Block diagram of an EV:

1. A simplified block diagram of an EV is as shown in Fig.
2. It shows that the major components of an EV are:

Fig. Block Diagram of Electric Vehicle

 

• Motor
• Power converter
• Electronic controller
• Auxiliary power supply
• Battery
• Transmission Unit
• Drivers

1. Electric motor:

 

• The electric motor is used as the prime mover in an EV.
• Its function is to convert the energy stored in the battery pack into mechanical motion.
• This motor must have a high starting torque, to ensure a quick acceleration.
• The output power of the motor is delivered to the wheels either directly or through a transaxle

Motoring and braking:

• While accelerating an EV, the electric motor operates in the motoring mode and the flow of power is from the battery to the wheels of the EV.
• Hence the battery discharges in the motoring mode. However, while braking an EV, the motor acts as a generator (regenerative braking) and the flow of power takes place from the wheels of the EV to the battery
• Hence the batteries get charged during the braking.

Types of motors:

• There are different choices of electric motors for EVs.
• It is possible to use DC as well as AC motors for an EV.
• AC motors offer many control advantages over the DC motors.
• But they need to use an inverter for converting the DC power from the battery into AC power. A DC shunt or separately excited motor can also be used. The power rating of such motors for smaller vehicles is up to 50 kW.
• The electric car REVA uses a 13 kW DC separately excited motor which can produce a 70 Nm starting torque

 

2. Charger:

• The onboard charger of an EV is used for converting the AC supply to DC voltage of appropriate value.
• All these chargers are computer-controlled Therefore they are called smart chargers.
• The output of the charger is connected to the battery pack as shown in Fig.

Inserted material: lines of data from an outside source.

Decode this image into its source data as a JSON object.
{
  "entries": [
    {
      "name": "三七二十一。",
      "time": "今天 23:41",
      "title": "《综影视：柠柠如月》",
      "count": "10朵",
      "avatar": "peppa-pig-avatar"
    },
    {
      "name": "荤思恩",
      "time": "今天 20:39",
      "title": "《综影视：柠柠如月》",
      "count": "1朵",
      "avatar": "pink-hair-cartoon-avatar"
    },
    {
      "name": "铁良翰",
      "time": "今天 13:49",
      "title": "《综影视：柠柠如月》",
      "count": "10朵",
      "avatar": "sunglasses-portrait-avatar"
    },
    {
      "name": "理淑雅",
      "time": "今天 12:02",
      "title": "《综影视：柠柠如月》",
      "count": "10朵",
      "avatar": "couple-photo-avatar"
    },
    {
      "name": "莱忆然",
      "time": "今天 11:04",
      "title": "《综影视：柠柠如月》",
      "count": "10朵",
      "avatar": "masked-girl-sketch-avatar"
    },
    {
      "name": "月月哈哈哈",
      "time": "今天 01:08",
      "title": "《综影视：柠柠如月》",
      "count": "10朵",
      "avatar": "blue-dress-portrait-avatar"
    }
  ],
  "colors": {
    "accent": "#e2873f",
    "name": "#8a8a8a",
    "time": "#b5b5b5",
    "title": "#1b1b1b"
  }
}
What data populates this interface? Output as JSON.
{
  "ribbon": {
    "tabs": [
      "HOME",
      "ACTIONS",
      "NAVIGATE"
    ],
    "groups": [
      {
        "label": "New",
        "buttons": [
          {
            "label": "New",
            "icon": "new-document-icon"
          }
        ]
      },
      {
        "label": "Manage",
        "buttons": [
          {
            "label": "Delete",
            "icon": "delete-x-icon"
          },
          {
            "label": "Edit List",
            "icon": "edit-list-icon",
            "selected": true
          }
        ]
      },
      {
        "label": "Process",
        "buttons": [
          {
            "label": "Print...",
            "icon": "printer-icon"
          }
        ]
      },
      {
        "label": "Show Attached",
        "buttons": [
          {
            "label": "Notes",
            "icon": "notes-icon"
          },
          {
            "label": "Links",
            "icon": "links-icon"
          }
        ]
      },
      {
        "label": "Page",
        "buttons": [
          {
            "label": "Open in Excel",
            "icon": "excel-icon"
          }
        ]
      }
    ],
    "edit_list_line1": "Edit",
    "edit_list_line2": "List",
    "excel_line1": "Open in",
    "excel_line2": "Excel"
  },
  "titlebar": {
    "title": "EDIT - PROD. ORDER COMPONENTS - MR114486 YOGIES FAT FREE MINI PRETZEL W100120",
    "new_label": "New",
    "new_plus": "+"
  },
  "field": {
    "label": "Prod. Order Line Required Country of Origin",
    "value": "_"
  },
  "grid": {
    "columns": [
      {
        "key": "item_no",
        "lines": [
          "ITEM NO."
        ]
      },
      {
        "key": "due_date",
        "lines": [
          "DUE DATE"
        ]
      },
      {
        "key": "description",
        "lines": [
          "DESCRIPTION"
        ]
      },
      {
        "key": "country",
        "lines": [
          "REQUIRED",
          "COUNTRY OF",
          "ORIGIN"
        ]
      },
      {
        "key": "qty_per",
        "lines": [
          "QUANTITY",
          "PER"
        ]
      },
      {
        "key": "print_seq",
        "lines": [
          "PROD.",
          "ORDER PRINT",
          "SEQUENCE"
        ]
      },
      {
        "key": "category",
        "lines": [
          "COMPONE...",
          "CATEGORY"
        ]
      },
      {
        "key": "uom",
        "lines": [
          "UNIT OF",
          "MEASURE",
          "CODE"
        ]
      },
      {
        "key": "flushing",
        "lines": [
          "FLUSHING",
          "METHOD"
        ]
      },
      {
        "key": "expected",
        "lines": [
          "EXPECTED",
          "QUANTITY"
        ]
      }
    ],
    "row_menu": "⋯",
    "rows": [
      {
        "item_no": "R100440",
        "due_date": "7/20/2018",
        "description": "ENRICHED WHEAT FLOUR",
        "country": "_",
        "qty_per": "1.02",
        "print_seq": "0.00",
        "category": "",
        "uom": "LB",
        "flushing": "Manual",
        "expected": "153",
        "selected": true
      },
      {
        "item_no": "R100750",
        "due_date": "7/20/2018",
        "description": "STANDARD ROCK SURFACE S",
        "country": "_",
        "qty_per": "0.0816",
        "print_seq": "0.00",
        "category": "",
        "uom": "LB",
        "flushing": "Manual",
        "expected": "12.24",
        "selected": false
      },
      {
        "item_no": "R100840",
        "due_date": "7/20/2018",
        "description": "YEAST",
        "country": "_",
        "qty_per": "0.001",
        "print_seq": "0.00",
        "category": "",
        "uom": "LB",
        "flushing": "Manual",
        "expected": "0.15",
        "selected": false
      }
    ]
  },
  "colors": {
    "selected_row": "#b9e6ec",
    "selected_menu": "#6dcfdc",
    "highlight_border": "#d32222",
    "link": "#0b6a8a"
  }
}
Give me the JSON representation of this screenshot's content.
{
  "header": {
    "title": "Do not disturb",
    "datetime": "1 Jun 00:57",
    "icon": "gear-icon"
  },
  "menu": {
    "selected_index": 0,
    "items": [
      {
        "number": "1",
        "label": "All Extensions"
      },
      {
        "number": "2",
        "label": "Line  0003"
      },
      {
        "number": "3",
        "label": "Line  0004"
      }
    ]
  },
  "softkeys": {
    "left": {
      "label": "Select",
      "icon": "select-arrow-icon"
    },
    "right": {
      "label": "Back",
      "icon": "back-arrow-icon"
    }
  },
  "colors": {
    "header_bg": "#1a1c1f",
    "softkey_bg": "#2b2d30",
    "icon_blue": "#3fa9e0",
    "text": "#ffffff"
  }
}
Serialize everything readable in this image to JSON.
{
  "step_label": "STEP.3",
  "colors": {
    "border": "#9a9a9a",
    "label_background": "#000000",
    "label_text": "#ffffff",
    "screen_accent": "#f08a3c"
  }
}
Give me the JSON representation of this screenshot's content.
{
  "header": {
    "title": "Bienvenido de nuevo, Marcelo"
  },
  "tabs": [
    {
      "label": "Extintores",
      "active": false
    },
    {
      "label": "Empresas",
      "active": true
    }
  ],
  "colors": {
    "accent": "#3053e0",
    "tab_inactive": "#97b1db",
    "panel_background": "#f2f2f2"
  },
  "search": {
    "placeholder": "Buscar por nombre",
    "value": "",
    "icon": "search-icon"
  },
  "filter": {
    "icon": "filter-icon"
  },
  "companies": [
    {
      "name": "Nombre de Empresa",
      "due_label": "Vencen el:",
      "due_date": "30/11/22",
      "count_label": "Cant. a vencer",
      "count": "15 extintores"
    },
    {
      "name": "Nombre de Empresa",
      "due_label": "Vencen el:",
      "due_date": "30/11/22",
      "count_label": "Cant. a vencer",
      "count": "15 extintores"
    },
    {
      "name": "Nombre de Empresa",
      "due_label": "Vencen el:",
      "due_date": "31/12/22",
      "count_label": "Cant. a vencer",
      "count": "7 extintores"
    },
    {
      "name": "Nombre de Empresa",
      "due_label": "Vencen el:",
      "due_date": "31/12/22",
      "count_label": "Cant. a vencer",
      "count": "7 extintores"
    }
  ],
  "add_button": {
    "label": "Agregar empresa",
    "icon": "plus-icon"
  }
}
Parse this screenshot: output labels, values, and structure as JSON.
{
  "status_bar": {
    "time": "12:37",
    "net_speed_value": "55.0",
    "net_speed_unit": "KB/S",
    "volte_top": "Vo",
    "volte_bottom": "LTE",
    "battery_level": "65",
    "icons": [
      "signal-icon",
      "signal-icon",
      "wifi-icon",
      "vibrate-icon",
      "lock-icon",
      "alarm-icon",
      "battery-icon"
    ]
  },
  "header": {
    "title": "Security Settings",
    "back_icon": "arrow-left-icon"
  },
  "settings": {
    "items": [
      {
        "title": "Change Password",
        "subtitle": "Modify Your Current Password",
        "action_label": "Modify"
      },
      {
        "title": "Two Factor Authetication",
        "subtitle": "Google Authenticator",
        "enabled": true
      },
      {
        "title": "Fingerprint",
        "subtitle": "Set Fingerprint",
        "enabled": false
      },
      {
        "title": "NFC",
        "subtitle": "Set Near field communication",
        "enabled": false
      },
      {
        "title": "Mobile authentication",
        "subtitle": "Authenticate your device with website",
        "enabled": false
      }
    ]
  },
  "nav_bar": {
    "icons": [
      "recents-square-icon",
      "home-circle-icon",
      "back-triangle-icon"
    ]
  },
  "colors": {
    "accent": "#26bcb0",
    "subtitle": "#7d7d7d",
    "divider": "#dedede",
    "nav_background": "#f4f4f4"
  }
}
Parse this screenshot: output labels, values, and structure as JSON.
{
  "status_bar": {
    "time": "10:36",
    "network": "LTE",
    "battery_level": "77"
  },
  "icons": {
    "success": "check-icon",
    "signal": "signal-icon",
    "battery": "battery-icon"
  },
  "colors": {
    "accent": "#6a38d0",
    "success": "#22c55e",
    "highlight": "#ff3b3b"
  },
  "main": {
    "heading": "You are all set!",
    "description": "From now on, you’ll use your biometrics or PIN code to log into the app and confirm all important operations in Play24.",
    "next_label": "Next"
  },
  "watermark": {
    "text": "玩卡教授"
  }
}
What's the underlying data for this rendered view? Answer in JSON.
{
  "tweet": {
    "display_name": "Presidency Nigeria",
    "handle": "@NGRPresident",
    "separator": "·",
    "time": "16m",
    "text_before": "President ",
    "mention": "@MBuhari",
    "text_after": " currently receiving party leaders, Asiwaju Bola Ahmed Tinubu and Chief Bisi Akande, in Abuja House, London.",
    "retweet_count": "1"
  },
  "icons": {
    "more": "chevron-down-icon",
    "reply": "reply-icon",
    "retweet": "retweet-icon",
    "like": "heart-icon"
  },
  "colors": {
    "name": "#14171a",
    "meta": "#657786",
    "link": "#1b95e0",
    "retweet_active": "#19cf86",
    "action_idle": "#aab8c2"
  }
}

Features of smart charger:

The smart chargers have the following important features:

• Computer control
• Built-in stabilizer
• Maintains optimum charging voltage and current
• Auto shut-off mechanism to avoid overcharging

 

3. DC/DC Converter:

• An auxiliary battery of appropriate voltage is normally used in electric cars to supply power to all accessories like lights, horns, etc.
• There is no alternator in EVS to keep this auxiliary battery charged.
• Therefore EVS uses a DC-DC converter which takes its input from the main battery and produces a 13.5 V at its output which is used to charge the auxiliary battery.
• It is advisable to use the auxiliary battery because if the main battery is drained below its lowest value, then the auxiliary battery can be used to bring back the car home.

 

4. Powerpack (Batteries):

 

• Batteries are probably the most important component of an EV because it determines the weight, and cost. Range and performance of EV.
• The batteries used for EVS are rechargeable.

Types:

• The following three batteries are used in different EVs:

1. Lead-acid batteries.
2. Nickel-Metal Hydride (NiMH) batteries.
3. Lithium-ion (Li-ion) batteries.

• All these are heavy battery spaces.
• The main advantage of using lead-load batteries is that it is a matured technology accepted by the motor industry.
• However, its disadvantage is its large weight and large space requirement.
• Lithium-ion batteries are the latest ones and they have many advantages like small size, long life, quick charging, etc.
• Generally, the battery pack is housed beneath the front seats in an electric car because this lowers the center of gravity of the car and improves the safety of passengers.
• The EV batteries can be recharged by directly plugging them into the 220 V, 15 A sockets at home or workplace.
• This type of charging needs about 2.5 hours for 80 percent charging and about 8 to 9 hours for full charging.

 

5. Motor controller:

• The function of the motor controller is to regulate the power flow from the battery pack to the motor in proportion to the pressure applied on the accelerator.
• The controllers used in EVs are computer-controlled.
• They provide perfect speed control along with optimum use of energy while accelerating and braking.
• Thus controllers allow a bidirectional transfer of energy.
• The controller power rating depends on the voltage and current ranges

 

6. Energy Management System (EMS):

• EMS is the brain of EVs. As it monitors and controls all the required functions of EV.
• The EMS is a computer-based system that has the main function of optimizing the charging and energy output of the batteries.
• By doing so. EMS increases the maximum operating range and improves the performance of EVs
• These systems can increase the operating range by up to 15% and battery life by up to 25%.
• The EMS can also predict the available range based on the current state of the battery charge.
• Energy Management System can monitor the operation of all the subsystems by installing sensors in them.
• It can install sensors to check the temperature of outside and inside air, battery voltage, charging current vehicles speed and acceleration, etc.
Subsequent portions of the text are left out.